I'll illustrate my conundrum with exercise 32 from Blitzstein-Hwang's textbook, page 38 (2nd edition);
Four cards are face down on the table. You are told that two are red and two black, and you need to guess which two are red and which two are black. You do this by pointing to the two cards you're guessing are red (and then implicitly you're guessing that the other two are black). Assume that all configurations are equally likely, and that you do not have psychic powers. Find the probability that exactly 4 of your guesses are correct.
I approach.

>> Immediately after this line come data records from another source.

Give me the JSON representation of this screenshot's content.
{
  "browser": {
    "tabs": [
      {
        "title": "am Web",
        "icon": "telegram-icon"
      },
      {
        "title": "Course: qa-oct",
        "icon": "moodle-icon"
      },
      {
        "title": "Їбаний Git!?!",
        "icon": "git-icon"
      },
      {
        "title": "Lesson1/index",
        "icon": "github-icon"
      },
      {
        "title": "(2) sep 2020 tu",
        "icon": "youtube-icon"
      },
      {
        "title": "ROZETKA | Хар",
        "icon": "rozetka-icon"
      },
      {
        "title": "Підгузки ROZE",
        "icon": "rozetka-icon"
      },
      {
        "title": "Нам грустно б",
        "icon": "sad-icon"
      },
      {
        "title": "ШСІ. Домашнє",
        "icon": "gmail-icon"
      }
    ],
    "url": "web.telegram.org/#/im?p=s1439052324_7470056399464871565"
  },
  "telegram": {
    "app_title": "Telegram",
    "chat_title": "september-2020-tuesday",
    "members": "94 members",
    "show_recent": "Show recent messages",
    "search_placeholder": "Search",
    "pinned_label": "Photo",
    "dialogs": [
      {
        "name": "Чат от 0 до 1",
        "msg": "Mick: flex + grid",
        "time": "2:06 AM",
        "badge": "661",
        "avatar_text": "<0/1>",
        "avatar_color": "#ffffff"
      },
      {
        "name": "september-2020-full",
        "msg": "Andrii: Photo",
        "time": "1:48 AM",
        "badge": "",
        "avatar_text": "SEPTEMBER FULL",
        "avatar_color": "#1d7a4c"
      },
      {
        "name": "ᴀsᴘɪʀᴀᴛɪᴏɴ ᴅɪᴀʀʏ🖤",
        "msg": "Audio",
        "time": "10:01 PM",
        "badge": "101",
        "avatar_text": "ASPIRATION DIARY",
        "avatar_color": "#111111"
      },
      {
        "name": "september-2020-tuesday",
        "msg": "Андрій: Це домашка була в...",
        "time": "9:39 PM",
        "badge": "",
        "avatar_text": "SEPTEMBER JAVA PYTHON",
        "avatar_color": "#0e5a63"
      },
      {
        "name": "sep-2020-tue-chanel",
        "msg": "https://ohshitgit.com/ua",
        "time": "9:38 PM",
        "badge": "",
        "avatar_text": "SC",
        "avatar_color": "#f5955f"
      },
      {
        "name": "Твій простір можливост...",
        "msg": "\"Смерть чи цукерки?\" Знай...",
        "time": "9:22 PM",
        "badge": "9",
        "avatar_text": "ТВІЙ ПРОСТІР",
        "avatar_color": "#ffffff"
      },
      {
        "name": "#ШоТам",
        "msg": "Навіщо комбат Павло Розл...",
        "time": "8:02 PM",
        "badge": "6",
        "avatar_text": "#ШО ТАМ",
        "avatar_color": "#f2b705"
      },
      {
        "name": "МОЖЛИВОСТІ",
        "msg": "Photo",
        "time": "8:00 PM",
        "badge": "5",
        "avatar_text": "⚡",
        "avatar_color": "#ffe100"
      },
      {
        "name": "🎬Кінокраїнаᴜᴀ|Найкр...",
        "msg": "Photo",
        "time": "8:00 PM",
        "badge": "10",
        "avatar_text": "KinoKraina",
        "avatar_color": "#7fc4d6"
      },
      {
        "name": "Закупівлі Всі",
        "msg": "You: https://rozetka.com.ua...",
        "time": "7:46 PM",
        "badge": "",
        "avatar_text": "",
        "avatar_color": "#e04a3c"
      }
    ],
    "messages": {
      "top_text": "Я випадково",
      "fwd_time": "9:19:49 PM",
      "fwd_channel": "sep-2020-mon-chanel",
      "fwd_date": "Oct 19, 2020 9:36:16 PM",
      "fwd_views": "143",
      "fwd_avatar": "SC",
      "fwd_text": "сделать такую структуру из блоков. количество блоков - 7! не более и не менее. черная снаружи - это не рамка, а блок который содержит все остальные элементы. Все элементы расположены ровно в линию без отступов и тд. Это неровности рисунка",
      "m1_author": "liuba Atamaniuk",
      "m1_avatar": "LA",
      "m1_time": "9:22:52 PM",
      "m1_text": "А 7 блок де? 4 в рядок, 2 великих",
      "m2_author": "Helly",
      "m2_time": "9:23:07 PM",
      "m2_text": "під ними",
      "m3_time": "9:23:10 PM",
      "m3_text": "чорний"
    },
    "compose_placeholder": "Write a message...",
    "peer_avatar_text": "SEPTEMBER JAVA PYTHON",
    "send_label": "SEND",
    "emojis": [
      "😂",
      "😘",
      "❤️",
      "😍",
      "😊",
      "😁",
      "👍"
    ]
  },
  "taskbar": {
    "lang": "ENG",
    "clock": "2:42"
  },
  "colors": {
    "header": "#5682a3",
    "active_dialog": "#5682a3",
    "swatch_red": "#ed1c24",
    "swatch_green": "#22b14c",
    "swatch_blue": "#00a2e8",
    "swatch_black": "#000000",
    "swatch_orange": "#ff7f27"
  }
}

Suppose we lay cards on the table left to right, indicating the position on the table by numbers 1 to 4. It seems plausible that we could take as the elementary outcome the information about how the red cards were dealt, and then how we choose the red cards. We can encode such an elementary outcome as, e.g $$(\{1,3\}, \{1,4\}),$$meaning that the red cards were dealt at positions 1 and 3, and then we chose 1 and 4 as our guess for where the red cards are. This way, if we assume that dealing the cards is independent from guessing, there are $${4 \choose 2} \cdot {4 \choose 2} =36$$elementary outcomes in the sample space. For our problem, we select all the outcomes of the form $$(\{x, y\}, \{x,y\}),$$ and since there are 6 of those, the probability is $$\frac{6}{36}=\frac{1}{6}.$$
II approach. Another approach would be to simply assume that the cards have already been dealt (say the red ones are $\{1,2\}$, but we do not know it when guessing), and there are 6 ways we can choose 2 out 4 cards with equal probability. Ergo, the sample space consists of 6 equiprobable elementary outcomes, and since only one leads to the event we are interested in, the probability is $$\frac{1}{6}.$$
I see the second approach used more often to solve problems. However, I find the second approach less satisfactory than the first one, as it seems that it is collapsing the random nature of how we deal the cards. In that sense, it feels like the second approach is computing the conditional probability $$\mathbb{P}(\text{we guess both red cards correctly} \ | \ \text{red cards were dealt in slots} \{1,3\}),$$but since we do not know the position in advance and still are guessing randomly, the events are independent and the answer is the same. Is that a good explanation for why the answer is the same but sample spaces are different?